Mengurai Kisah Dari Tenunan Celana Tertua yang Pernah Ditemukan

By Agnes Angelros Nevio, Rabu, 23 Februari 2022 | 08:00 WIB
Sepasang celana berusia sekitar 3.000 tahun ini, yang tertua yang pernah ditemukan, menampilkan teknik menenun dan pola dekoratif yang dipengaruhi oleh budaya di seluruh Asia, kata para peneliti. Tidak kalah dari jenama mahal zaman kini, celana yang berusia lebih dari 3.000 tahun ini memiliki desain nan rancak dan fungsional. (M. WAGNER ET AL/ARCHAEOLOGICAL RESEARCH IN ASIA 2022)

Nationalgeographic.co.id—Hujan kecil yang turun di gurun berkerikil yang terletak di Cekungan Tarim, Tiongkok barat, menguap saat menyentuh tanah yang terik. Di sini, di gurun yang kering ini, terletak sisa-sisa kuno orang-orang yang membuat salah satu cipratan mode terbesar sepanjang masa.

Para penggembala dan penunggang kuda yang menguburkan mayat mereka di kuburan Yanghai di Cekungan Tarim memelopori pembuatan celana antara sekitar 3.200 dan 3.000 tahun yang lalu.
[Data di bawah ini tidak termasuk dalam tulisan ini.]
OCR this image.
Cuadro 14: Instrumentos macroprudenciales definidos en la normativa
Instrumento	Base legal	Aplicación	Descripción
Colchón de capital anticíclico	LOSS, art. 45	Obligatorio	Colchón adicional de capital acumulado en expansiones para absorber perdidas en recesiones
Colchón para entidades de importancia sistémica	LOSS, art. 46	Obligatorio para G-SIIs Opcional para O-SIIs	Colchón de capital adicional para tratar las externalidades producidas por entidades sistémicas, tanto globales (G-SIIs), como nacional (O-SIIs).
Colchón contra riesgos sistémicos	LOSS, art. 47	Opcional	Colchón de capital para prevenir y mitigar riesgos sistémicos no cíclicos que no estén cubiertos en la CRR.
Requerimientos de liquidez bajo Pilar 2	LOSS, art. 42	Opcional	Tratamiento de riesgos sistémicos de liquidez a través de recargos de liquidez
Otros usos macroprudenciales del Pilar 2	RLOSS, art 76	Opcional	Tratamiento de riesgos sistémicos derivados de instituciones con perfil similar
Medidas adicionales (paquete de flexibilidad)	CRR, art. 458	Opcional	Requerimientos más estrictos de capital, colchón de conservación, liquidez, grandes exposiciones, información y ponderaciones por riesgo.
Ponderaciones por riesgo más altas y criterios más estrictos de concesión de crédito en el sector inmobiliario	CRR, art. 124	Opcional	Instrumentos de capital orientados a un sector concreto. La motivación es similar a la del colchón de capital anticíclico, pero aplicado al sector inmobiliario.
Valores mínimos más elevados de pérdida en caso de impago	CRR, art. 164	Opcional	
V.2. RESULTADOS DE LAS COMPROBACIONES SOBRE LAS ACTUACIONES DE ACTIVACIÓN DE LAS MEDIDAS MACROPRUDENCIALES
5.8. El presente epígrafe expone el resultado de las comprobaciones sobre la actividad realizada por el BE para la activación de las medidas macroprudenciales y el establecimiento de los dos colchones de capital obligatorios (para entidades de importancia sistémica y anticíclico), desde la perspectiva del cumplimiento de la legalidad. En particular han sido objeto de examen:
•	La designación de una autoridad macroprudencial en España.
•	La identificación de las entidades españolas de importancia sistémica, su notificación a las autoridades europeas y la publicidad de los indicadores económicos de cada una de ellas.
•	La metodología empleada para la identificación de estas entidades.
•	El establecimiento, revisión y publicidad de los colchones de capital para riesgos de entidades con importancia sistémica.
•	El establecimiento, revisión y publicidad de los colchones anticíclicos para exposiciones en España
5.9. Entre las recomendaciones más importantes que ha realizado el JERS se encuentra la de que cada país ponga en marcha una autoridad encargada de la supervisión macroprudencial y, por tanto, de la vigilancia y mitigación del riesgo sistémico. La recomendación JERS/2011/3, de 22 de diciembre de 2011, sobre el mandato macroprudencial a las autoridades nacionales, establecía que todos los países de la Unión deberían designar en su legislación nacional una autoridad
Kombinasi cekatan teknik menenun dan pola dekoratif mereka—menampilkan pengaruh dari masyarakat di seluruh Eurasia—menghasilkan sepasang celana panjang bergaya namun tahan lama yang sekarang diakui sebagai pakaian tertua yang dikenal di dunia.

Sekarang, tim arkeolog internasional, perancang busana, ahli geologi, ahli kimia, dan konservator telah menguraikan bagaimana celana itu dibuat dan dengan susah payah menciptakan replika modern. Celana panjang vintage menenun kisah tidak hanya tentang inovasi tekstil tetapi juga tentang bagaimana praktik budaya menyebar di seluruh Asia, para peneliti melaporkan.

“Keragaman teknik dan pola tekstil dari asal, tradisi, dan waktu lokal yang berbeda menyatu menjadi sesuatu yang baru dalam pakaian ini,” kata arkeolog dan direktur proyek Mayke Wagner dari German Archaeological Institute di Berlin. “Asia Tengah Timur adalah laboratorium tempat orang, tumbuhan, hewan, pengetahuan, dan pengalaman dari berbagai arah dan sumber datang dan diubah.”

Ikon Mode

Seorang pria menarik perhatian para ilmuwan tanpa mengucapkan sepatah kata pun. Tubuh mumi alaminya, serta lebih dari 500 mayat yang diawetkan, ditemukan selama penggalian yang dilakukan oleh para arkeolog Tiongkok sejak awal 1970-an di pemakaman Yanghai.

Dia memakai pakaian yang terdiri dari celana panjang, ponco berikat di pinggang, sepasang pita dikepang untuk mengikat kaki celana di bawah lutut, sepasang lagi untuk mengikat sepatu bot kulit lembut di pergelangan kaki dan ikat kepala wol dengan empat cakram perunggu dan dua kerang dijahit di atasnya. Kekang kulit, mata kuda kayu, dan kapak perang yang ditempatkan di kuburannya menunjukkan bahwa dia adalah seorang prajurit berkuda.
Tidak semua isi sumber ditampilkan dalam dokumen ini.